Mais d’un enfant prodigue qui ne reviendra jamais, condamné à partir sans arriver nulle part, à vieillir dans une misère de Juif errant, et las de ne pouvoir atteindre ce fil de soleil qui jadis, entre ciel et terre, semblait au premier matin le but d’une marche facile. Et pour accompagner ses pas, les mêmes pensées répétées jusqu’au dégoût. À chaque ruisseau l’eau claire tente le vagabond, mais cette eau, elle a toujours le même goût. Celui de sa bouche, de ses déceptions. S’il marche vite c’est pour mieux perdre son âme. Mais les buissons auxquels il tente de l’accrocher ne veulent pas de la loque. Dans les villes, enfant, je l’ai vu qui se détournait des glaces dont s’ornaient mes plus chères boulangeries. Et il ne s’arrêtait jamais. Sans doute lui semblait-il que s’il restait en place l’effroi originel fondrait sur lui pour dépecer l’oiseau précaire et tendre dont, semblable à tout homme, il espérait qu’un jour il chanterait dans sa poitrine.

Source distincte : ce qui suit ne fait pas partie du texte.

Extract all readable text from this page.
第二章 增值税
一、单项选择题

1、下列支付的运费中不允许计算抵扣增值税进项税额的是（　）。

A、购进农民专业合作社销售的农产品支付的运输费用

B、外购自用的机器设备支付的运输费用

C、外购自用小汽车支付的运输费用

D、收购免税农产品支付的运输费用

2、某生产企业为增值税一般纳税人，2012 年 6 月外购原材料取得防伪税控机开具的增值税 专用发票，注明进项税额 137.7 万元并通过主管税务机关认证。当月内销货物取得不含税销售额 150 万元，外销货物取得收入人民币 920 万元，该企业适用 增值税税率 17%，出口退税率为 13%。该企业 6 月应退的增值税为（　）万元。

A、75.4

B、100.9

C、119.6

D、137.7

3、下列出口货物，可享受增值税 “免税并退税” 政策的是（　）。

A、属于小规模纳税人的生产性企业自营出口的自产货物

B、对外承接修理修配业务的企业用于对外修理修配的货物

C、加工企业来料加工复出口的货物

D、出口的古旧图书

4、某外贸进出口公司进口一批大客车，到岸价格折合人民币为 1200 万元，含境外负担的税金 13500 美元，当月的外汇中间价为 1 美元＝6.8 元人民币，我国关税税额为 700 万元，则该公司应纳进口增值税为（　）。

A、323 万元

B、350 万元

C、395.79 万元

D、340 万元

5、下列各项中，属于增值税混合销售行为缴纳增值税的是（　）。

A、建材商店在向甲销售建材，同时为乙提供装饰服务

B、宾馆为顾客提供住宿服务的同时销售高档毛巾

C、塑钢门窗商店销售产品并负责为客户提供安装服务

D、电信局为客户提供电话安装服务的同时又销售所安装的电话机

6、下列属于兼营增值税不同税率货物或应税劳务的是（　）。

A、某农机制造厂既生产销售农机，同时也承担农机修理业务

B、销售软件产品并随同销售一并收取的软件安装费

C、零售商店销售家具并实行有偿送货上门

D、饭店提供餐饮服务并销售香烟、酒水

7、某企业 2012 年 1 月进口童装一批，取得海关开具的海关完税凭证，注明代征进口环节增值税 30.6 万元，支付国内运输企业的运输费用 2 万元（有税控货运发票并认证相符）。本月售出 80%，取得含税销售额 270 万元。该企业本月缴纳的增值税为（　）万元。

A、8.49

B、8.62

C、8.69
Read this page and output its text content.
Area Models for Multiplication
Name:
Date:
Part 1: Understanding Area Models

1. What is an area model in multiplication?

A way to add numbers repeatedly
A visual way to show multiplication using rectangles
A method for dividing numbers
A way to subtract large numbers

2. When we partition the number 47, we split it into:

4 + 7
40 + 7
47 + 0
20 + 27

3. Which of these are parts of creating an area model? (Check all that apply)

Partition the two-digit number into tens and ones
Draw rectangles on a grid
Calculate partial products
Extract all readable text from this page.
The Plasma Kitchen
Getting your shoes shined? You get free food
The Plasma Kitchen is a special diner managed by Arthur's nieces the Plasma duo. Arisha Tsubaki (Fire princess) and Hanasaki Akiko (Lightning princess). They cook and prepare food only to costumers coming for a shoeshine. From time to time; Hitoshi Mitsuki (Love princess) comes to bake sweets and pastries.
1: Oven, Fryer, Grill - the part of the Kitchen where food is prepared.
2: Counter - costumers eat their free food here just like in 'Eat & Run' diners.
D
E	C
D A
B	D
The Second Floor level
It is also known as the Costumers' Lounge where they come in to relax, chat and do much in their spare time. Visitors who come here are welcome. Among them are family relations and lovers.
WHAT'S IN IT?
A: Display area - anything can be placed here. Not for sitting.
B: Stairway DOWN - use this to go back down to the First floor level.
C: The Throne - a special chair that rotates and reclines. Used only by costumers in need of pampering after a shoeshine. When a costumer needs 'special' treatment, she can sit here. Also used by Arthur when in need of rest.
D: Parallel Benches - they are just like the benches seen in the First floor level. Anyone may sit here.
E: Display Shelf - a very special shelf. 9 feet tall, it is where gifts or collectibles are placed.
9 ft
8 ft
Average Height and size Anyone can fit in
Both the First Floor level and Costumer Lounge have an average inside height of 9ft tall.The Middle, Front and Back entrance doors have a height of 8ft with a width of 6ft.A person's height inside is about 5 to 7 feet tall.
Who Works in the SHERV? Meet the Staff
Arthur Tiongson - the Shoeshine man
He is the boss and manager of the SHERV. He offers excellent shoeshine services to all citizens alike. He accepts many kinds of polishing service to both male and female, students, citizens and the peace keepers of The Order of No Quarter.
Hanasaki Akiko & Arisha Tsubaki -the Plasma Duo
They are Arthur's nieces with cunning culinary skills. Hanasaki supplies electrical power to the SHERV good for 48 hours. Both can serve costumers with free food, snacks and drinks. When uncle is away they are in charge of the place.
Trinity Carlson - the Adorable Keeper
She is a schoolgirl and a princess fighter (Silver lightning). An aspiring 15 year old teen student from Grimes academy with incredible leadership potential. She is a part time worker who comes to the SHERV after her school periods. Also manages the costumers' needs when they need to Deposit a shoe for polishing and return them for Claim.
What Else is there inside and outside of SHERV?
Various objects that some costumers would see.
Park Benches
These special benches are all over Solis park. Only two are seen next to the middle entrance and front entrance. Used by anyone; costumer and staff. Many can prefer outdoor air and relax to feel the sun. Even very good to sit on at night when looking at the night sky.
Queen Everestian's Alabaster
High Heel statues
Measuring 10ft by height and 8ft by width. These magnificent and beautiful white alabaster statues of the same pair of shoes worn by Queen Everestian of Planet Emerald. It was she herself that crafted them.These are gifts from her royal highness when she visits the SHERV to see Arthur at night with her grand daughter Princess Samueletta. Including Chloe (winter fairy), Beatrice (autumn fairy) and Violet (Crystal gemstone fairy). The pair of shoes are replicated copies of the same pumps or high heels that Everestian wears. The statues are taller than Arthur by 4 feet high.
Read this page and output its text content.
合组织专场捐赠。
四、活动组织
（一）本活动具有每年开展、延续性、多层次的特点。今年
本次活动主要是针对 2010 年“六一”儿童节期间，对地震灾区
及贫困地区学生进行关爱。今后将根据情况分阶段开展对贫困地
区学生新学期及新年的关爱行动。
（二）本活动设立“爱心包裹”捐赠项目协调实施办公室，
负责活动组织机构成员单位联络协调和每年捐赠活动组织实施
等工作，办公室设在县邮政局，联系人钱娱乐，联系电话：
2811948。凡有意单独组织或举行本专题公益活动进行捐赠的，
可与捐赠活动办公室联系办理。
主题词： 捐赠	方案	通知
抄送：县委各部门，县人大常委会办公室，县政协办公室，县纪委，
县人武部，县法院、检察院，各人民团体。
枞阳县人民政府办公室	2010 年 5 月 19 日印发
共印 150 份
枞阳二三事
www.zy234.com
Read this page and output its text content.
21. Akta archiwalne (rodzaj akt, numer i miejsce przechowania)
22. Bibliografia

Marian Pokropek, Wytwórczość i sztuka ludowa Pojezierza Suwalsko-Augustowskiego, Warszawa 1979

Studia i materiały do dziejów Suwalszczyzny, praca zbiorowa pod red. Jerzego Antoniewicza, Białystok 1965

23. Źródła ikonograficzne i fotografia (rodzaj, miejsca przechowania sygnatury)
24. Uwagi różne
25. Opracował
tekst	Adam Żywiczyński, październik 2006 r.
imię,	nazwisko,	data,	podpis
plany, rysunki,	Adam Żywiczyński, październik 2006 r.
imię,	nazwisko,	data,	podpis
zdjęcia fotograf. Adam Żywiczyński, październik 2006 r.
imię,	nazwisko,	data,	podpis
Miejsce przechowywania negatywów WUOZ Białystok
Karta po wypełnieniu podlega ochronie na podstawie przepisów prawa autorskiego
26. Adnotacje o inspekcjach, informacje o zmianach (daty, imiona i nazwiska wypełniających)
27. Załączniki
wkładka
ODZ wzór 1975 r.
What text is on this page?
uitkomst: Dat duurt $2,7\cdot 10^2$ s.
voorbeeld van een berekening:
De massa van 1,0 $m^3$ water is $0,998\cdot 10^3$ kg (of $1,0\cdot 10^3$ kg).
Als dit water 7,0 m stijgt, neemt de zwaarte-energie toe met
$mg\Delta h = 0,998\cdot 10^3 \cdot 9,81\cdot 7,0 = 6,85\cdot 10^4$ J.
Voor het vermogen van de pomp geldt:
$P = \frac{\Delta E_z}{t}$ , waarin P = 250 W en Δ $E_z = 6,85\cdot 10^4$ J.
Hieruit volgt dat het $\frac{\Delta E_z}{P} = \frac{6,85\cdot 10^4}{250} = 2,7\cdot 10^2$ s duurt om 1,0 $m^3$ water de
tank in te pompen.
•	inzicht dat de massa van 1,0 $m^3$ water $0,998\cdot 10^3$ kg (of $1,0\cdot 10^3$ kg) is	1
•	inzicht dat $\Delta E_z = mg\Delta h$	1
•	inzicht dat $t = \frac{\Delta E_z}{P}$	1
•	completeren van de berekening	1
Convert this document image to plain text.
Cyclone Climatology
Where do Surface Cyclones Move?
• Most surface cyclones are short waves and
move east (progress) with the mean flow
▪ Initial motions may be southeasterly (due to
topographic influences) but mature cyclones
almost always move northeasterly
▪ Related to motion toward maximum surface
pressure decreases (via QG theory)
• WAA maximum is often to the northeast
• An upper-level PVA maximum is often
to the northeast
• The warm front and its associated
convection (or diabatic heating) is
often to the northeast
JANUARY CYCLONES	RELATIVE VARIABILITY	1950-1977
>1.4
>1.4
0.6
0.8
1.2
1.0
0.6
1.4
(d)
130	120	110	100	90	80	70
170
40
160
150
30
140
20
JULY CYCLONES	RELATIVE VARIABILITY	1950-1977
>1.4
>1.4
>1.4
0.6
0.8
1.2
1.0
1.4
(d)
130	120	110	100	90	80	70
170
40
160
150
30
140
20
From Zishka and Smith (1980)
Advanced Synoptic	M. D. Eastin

Quelles spirales de feutre menacent son silence, son immobilité !

Toujours il va.

Par orgueil, il a renoncé aux objets.

N’a-t-il pas quitté ses biens parce qu’il ne s’en pouvait satisfaire ?

Il marche donc sans se souvenir des choses, des arbres, des maisons. Il ne pourrait les aimer que s’il y découvrait quelque symbole humain.

Comme la douleur est la seule sensation d’âme qui lui révèle son existence, il demande aux rêves de métamorphoser tout au gré de l’inquiétude en quoi il reconnaît son propre et cherche sa grandeur.

Il fait comme s’il croyait à certaine hiérarchie dont lui-même occuperait la première place. D’où le respect voué à l’uniforme de chair.

Ainsi, le plus humble saint complaisant au chant de son âme dira « mes frères » aux oiseaux et non aux cailloux.

Pour notre vagabond, devant ceux qu’il croit ses semblables il s’arrête satisfait. Alors, il se juge capable d’amour, mais, après une minute attentive, s’il continue à se reconnaître en qui l’entoure, son imperfection, soudain accusée par quelque geste, s’irrite du miroir.

D’autre part, qui n’a pas ses goûts lui apparaît digne de mépris. Les voix étrangères, pour ses oreilles, ne roulent que des syllabes sauvages, et il comprend que, dans la babel des cœurs, jamais n’auront un sens indéniable les maux ou les joies des autres.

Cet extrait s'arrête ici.